A defect in the car can stem from either defective design (i.e. the original engineers who drew up the plans for the vehicle did so poorly) or defective manufacturing (i.e. the vehicle was designed okay but someone at the plant did not put the car together properly when building it).
A common culprit and cause of many catastrophic accidents are defective tires. Defective tires result in blowouts, tread separation and other failures that cause the driver to lose control of his/her vehicle.
This is an important distinction, as it determines who can be sued for the defect. There are usually a large number of parties along the chain of production, and any or all of these can potentially be sued for selling a defective car.
Like many cases involving self-driving cars (see above), lawsuits against manufacturers or designers of defective cars are based in product liability law rather than traditional car accident law.
What if I was hit by a DUI driver?
Drunk driving accidents can be horrific. The silver lining of such accidents (if there can be said to be a silver lining) is that the law falls heavily on the side of DUI victims; if you were hit by a drunk or drugged driver, you will almost certainly be eligible to recover significant damages – so long as there is evidence that the other driver was drunk or otherwise under the influence, and that their inebriation caused the accident.

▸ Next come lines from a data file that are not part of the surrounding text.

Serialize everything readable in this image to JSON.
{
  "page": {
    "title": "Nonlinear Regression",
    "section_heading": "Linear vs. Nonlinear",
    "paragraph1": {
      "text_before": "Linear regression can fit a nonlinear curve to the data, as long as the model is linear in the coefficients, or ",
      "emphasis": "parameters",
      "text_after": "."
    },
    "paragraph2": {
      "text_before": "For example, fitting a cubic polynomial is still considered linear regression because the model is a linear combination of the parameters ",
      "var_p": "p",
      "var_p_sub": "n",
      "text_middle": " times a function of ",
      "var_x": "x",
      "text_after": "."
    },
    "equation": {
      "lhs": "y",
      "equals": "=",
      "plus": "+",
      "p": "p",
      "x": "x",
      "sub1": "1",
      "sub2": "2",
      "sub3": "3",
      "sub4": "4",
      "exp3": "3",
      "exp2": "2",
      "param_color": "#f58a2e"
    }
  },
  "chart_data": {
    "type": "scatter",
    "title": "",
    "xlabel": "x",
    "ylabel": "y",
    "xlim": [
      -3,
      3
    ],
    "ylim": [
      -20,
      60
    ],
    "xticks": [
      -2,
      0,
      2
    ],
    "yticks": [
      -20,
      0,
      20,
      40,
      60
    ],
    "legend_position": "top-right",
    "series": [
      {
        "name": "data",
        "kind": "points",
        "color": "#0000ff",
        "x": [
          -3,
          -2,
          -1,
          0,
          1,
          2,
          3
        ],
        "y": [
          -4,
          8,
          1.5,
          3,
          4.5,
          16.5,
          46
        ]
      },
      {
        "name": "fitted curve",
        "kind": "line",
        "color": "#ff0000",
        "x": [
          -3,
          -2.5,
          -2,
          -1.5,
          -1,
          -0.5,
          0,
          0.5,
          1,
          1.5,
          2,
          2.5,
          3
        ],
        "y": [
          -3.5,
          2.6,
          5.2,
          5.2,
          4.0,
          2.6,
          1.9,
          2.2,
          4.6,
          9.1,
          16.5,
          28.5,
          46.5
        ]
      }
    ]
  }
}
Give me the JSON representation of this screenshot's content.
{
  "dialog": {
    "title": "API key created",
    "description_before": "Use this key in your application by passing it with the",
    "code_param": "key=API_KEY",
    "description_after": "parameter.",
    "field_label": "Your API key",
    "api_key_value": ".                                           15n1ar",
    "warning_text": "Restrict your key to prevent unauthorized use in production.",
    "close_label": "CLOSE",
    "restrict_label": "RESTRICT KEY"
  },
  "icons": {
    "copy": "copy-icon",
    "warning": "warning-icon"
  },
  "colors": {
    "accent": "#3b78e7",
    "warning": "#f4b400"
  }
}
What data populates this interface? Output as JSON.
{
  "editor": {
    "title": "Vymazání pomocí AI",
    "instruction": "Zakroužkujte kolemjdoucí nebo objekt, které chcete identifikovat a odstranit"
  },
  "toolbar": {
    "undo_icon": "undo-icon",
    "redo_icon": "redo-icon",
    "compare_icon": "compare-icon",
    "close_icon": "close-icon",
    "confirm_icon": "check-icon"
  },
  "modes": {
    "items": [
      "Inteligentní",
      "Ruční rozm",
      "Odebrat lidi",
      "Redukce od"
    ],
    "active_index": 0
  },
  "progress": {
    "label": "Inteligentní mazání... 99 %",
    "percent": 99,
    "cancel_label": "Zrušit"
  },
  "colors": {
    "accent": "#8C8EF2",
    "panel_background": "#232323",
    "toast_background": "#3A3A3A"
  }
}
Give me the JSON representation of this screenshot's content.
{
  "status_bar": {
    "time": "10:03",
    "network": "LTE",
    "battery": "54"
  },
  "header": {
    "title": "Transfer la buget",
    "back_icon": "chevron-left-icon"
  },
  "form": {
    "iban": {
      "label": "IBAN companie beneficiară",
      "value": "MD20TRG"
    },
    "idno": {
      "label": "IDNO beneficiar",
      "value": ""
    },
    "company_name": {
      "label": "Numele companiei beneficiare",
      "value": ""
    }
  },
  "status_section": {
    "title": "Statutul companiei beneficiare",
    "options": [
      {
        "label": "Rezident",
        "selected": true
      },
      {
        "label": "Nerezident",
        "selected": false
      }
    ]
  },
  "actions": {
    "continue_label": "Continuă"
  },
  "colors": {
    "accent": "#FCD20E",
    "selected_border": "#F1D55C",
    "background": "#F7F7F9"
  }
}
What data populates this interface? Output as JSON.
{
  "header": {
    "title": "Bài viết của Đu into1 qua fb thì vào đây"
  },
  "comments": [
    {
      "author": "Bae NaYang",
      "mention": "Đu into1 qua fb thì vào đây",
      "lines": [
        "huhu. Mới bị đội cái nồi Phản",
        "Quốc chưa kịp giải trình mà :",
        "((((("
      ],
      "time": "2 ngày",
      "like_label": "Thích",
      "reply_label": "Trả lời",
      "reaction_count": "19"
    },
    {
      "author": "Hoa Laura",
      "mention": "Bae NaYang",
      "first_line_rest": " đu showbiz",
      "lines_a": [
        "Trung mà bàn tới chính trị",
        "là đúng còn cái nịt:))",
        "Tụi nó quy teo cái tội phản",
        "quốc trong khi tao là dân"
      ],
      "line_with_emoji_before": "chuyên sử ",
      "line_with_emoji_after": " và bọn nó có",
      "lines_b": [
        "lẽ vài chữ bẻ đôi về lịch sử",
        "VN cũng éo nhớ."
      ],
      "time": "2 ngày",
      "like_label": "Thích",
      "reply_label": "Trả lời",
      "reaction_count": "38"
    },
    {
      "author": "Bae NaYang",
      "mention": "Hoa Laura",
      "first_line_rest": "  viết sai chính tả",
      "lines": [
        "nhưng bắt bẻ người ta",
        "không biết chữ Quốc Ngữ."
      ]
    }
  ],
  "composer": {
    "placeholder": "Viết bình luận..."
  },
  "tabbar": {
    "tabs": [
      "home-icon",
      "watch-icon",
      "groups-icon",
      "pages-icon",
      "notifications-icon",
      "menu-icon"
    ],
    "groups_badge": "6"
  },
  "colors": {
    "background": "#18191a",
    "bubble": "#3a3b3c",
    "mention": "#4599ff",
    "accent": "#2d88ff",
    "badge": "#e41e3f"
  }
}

Although some may find it surprising, most states also have laws in place which allow you to sue not just the drunk driver, but also the vendor who sold them the alcohol. These laws, known as “dram shop laws” (after an old word used in England for alcohol shops), allow bartenders, liquor store owners, and other types of alcohol vendors to be held liable for damages in civil court in cases where they sold alcohol to someone who was clearly intoxicated, and that person then caused a drunk driving accident.
Most states have some form of dram shop law, but they vary significantly from state to state. Some states allow dram shop lawsuits if the patron was visibly intoxicated, while others are stricter and demand that the patient clearly be a danger to themselves or to others at the time when the alcohol was sold.
If you want to file a civil claim under a dram shop law, you should be familiar with the particular statutes that apply to your state.
Car accidents can happen at any time and can involve a great many unusual circumstances. We have covered some of those circumstances here, but there are many more which we have not addressed, and this article is only a broad overview. In actuality, the precise nature of your accident, and the damages you are eligible to receive will vary significantly based on a variety of factors. But no matter what happens, the most important thing you can do after being involved in an accident is to seek proper legal representation.